Kamen im Jahr 2003 im Bundesdurchschnitt 15,6 Studierende der Ingenieurwissenschaften auf eine Wissenschaftlerstelle, waren es 2012 bereits 22,4; dies ist eine Steigerung um fast 50 Prozent. Ist der Anstieg bei den Fachhochschulen noch recht moderat (+3,1 Studierende je wissenschaftlicher Kraft), so muss die Entwicklung an den Universitäten fast schon als dramatisch bezeichnet werden: Statt 11,0 Studierende musste jeder Professor oder wissenschaftliche Mitarbeiter zuletzt 19,4 Studierende betreuen. Besonders gravierend sind die Veränderungen an den Universitäten in Nordrhein-Westfalen und Sachsen-Anhalt sowie an den Fachhochschulen in Bremen, Sachsen, Sachsen-Anhalt und Thüringen: Hier musste jeder Wissenschaftler 2012 über zehn Studierende mehr betreuen als noch zehn Jahre zuvor.
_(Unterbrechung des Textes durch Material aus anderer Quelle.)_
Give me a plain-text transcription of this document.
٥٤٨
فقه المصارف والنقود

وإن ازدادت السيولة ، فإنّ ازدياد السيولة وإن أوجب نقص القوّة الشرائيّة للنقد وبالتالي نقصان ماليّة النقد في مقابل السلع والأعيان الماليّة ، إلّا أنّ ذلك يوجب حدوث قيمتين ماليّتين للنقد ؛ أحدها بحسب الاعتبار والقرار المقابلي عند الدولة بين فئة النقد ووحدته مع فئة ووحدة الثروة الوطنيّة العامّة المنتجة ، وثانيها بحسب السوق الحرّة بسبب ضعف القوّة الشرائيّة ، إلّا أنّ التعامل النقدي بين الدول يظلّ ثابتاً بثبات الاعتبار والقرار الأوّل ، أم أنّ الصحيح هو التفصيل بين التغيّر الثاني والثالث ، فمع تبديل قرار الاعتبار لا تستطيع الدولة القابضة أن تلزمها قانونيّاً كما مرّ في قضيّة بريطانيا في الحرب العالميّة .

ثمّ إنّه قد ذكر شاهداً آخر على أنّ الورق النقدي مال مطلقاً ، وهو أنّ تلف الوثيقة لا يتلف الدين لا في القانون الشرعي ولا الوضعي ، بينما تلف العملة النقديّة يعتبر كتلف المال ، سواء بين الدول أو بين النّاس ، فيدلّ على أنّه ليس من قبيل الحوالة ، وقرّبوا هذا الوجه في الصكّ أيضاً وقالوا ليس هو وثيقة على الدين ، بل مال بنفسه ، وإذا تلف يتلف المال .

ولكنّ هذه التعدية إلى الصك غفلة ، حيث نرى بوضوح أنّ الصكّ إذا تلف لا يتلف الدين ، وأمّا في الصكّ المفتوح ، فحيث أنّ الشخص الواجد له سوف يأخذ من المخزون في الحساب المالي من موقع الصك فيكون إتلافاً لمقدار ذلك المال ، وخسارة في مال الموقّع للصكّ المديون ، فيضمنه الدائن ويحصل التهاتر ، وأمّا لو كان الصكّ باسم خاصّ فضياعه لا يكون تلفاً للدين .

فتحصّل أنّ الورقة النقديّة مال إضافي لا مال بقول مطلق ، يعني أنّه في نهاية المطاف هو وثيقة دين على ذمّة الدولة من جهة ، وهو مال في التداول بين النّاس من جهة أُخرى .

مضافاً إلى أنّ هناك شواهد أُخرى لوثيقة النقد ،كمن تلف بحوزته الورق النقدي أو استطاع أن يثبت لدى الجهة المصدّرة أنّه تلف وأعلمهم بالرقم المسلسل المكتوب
Auch in Mathematik und den Naturwissenschaften hat sich die Betreuungsquote erheblich verschlechtert. Musste jede wissenschaftliche Kraft im Jahr 2003 noch 15 Studierende begleiten, sind es ein Jahrzehnt später schon über 17. Besonders stark ist der Anstieg in Hessen und Nordrhein-Westfalen. In Hessen stieg die Betreuungszahl von 14 auf 20, in Nordrhein-Westfalen von 18 auf über 23. Einen vergleichbaren Wert hat nur noch Sachsen-Anhalt, allerdings hat sich hier die Quote etwas verbessert.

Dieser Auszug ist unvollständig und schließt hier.